The good news is that we’ve replaced almost all the homegrown parsers that were written while the tool was at Facebook and we’re using the now tree-sitter project, which already has parsers for 40+ languages. There is a tree-sitter-cpp project we can and will eventually integrate! The bad news is this requires the code to not use heavily macros to be parseable as-is. So really the difficulty is not C++ but rather the pre-processor.
I guess you could run the preprocessor and then run tree-sitter-cpp / semgrep on the preprocessed output, but the problem would then be trying to tie any findings from that to the original source.
Do gcc/clang/any other preprocessor create "source maps" that could facilitate that? GCC looks like it has a `-fdebug-cpp` that "[...] dumps debugging information about location maps. Every token in the output is preceded by the dump of the map its location belongs to."
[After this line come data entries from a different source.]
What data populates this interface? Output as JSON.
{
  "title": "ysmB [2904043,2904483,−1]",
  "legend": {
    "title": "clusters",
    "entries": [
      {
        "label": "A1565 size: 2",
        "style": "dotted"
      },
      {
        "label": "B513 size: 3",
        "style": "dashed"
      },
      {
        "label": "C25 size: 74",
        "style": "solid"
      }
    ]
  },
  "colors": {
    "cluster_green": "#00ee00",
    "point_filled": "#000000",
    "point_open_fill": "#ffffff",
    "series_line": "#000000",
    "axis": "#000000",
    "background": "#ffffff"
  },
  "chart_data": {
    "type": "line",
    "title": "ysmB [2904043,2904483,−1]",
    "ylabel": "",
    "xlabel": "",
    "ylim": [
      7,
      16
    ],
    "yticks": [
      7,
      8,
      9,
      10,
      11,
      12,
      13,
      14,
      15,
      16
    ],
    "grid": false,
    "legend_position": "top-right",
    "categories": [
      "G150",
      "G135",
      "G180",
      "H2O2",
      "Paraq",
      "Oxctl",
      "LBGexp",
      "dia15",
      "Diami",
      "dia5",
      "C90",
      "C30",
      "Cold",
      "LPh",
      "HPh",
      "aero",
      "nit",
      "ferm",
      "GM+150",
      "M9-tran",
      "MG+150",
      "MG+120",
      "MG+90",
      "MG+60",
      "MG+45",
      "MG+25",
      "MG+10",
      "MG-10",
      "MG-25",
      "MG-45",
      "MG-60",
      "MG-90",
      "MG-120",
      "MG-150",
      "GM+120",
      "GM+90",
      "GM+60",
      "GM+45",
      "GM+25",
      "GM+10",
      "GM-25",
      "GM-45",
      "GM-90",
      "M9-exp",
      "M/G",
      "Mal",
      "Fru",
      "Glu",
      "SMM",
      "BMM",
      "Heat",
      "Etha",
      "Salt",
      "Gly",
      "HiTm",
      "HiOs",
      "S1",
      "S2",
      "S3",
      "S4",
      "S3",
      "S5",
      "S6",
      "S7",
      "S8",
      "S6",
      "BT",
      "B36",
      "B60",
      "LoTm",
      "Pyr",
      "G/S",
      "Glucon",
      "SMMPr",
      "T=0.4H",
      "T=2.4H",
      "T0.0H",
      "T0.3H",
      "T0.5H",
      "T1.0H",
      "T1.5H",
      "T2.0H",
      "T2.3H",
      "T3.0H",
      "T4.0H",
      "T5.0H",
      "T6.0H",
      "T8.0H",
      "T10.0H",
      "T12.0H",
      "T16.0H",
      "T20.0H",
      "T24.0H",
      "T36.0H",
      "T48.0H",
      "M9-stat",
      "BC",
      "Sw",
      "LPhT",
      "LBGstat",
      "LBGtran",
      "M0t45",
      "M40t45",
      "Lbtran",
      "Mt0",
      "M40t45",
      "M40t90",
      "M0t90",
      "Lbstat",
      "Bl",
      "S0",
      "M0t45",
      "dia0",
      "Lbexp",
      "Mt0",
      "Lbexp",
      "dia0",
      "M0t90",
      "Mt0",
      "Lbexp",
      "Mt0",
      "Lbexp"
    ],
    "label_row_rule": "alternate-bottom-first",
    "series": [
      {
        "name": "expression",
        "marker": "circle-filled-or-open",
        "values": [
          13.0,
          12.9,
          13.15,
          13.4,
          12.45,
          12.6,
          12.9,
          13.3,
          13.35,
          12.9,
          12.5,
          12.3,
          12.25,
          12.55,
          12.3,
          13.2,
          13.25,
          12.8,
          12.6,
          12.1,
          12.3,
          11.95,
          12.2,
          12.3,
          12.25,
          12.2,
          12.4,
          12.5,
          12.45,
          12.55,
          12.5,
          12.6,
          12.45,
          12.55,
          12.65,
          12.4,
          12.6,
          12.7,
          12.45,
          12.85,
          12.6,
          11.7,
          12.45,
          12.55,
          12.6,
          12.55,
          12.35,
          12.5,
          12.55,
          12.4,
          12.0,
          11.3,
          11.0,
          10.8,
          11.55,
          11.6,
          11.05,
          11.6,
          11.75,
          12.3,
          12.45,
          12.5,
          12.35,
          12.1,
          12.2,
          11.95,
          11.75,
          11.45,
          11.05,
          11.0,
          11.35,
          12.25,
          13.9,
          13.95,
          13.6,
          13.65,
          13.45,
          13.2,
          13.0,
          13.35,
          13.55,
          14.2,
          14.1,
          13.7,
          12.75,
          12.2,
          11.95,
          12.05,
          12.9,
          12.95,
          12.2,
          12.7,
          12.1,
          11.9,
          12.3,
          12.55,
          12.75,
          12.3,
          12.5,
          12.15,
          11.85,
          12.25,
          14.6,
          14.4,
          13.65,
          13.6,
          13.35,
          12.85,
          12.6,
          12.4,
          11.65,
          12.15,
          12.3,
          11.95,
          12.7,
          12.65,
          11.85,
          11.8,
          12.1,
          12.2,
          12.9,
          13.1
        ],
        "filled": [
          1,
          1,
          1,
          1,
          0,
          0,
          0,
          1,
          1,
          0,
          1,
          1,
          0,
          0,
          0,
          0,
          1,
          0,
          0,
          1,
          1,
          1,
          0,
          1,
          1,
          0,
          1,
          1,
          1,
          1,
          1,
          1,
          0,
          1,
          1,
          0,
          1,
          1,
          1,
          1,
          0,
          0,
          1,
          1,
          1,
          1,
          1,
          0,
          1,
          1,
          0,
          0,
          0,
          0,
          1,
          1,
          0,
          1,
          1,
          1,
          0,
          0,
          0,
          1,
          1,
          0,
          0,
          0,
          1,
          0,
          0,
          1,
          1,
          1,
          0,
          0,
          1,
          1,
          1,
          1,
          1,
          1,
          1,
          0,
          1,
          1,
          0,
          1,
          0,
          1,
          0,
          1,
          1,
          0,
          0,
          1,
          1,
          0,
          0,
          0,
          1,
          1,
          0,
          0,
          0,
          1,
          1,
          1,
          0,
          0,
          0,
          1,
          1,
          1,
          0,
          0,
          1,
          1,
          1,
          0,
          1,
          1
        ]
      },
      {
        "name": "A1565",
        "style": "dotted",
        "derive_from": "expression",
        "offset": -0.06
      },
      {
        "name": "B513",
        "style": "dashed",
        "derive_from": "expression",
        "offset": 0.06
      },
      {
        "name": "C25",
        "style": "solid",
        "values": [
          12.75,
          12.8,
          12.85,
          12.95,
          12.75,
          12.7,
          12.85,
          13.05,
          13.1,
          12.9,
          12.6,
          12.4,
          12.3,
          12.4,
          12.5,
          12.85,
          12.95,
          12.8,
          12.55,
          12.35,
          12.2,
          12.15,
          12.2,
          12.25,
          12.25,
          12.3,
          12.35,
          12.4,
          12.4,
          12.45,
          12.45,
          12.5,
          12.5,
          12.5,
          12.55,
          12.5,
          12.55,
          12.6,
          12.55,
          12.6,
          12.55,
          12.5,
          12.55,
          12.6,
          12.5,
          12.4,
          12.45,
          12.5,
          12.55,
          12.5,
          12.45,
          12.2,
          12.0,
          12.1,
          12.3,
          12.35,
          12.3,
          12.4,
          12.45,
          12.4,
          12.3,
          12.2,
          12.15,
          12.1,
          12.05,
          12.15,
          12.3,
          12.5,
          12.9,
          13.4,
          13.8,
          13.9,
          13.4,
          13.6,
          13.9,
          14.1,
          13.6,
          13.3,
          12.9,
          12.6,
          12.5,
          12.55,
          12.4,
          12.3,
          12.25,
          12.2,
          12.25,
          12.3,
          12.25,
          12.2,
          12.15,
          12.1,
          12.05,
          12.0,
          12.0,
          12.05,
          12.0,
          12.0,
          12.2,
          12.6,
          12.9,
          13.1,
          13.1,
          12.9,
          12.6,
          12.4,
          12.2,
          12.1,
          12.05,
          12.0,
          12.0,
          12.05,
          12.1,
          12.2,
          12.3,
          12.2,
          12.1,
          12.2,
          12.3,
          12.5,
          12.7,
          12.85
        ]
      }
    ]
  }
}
Right; but this turns out to be pretty tricky in practice. I've attempted to do this for even relatively straightforward code (libsodium--complex in implementation, though not in API) with libclang and it was not particularly pleasant.
Line numbers are a good start, but JS source maps go from output source byte ranges to input source byte ranges.
I don't write or even read a lot of C++ these days but I recall from when I did that a major pain point was deciphering compiler warnings/errors when there are a lot of templates, macros, or both. Seems like the problem has been around forever.
Not GP, but one the one hand semgrep has a real honest to goodness parser at its core; on the other hand I'd expect C++ to have sufficiently complicated semantics that it needs some understanding of C++ specific mechanics to be useful. Furthermore, you'd need preprocessor and template expansion magic to really get to the bottom of it. Effectively this is the same problem e.g. javacpp has.